JY: so that scene -- i was an MFA candidate, it was 2004, and, at the time, my parents were getting older and heading toward retirement. you know, my parents are fantastic and they're loving people, but i was thinking [...] [about how you can love someone, but it can be inconveniencing].
that was sort of the beginning, then i put it away in a drawer, then, in 2007, there was this high-profile home invasion in cheshire, connecticut. [two men broke into a home of a family of four; the mother and two daughters were brutally raped and murdered, while the father survived.]* i became really obsessed with that case, but i didn't understand how this man was ever going to have a life. i didn't know how this man was going to recover knowing that his loved ones had all died in fear.
that particular crime that happened in real life was the connecting thing between the scene in the field and everything else.
* wiki page here
AC: the parents are also remarkable characters, and i think that was part of what moved me about the novel, this sense that i was reading characters i'd never really seen in a novel. and, to some extent, that includes your portrayal of kyung. it's hard for someone like to understand that there is a great deal of love in all of the demands placed on him, and yet that's also part of the heartbreak. so this is a kind of crisis in which crisis happens -- this gap. what were the biggest challenges in structuring that?
JY: i think, in not making it overly sentimental. i wanted kyung to be kind of unlikable from the start but also for readers to understand him. there are times my husband would be like "he's so frustrating," and i was like, "good!" i wanted to capture some of the tension and expectation of someone who came to the country with his parents and has felt the weight of having to do just as well or better than his parents did.
JY: i tried to avoid delving into too much sentimentality but tried to subvert expectations and to avoid stereotypes and make him more three-dimensional.
AC: how much did you research the family and kyung? maybe the expectation would be that you're korean so you wouldn't have to, which is ridiculous.

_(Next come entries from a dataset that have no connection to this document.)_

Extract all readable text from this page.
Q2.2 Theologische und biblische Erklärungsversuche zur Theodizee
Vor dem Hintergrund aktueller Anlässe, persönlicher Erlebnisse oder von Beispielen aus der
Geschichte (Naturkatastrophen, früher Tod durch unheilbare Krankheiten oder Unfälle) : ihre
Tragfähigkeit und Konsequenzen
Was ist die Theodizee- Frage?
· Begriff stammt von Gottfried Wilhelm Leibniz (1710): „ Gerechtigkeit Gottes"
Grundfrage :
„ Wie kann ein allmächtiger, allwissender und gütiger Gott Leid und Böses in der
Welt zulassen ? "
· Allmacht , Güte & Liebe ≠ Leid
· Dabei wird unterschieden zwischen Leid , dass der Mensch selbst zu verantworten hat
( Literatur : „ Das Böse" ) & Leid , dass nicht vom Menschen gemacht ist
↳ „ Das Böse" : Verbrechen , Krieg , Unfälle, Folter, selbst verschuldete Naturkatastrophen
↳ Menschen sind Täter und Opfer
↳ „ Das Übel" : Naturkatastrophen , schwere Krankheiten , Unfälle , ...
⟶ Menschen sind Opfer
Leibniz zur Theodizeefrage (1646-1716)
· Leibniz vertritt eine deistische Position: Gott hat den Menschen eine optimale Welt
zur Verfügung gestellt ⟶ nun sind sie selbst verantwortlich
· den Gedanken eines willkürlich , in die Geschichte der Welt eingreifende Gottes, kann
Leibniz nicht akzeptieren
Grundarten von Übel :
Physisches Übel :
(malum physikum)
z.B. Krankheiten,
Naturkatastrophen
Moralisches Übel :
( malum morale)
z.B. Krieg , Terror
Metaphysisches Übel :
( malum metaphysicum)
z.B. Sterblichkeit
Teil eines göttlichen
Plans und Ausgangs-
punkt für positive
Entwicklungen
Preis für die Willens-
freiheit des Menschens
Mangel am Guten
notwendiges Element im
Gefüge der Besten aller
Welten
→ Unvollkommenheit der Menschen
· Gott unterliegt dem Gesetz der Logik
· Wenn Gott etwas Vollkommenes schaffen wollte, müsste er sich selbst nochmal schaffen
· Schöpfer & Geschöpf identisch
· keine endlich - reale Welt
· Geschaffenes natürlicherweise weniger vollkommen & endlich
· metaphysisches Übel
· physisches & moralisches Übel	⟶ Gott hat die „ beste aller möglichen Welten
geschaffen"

JY: i did a lot of research into domestic violence in immigrant communities.
AC: what surprised you in what you learned?
JY: i don't speak korean very well myself, and one of the most messed up things i learned was about the korean language. in english, you can say, "you hurt me," but you can't say that directly in korean. but you can say, "it hurts."*
* i had to sit and puzzle over this for a good five minutes there. it's kinda blowing my mind ... but not. sounds very korean.
audience Q&A
Q: did you purposely want to write about korean-americans?
JY: i write a mix of characters, but i did want this character to be korean-american, and i wanted him to be married to someone who wasn't korean-american because i wanted that question.
JY: when i was doing press, i'd get the question, "are these people based on real life?" a lot.
AC: the most boring question.
JY: taking care of parents -- taking care of lousy parents -- that's not a korean-american problem; that's a universal problem. struggling with money, having financial problems -- that's a universal problem, too.
JY: [explained how she gets up at 4:30 in the morning to write before work because she realized that, after the work day, she has no wherewithal to write. writing is the most important thing to her, though, so she'd start getting up at 6, then 5:30, now 4:30 to write, and now she wakes up without an alarm.]
JY: when i don't write, i'm terrible. it's better for everyone if i start my day doing the thing that's most important to me.
JY: there's a whole lot in my life that i can't control. i can control what's on the page, and that's about it.
AC: i think the thing that's so frustrating about the autobiographical question is that you put all this energy into creating something and the thing people want to talk about is the thing you didn't write about.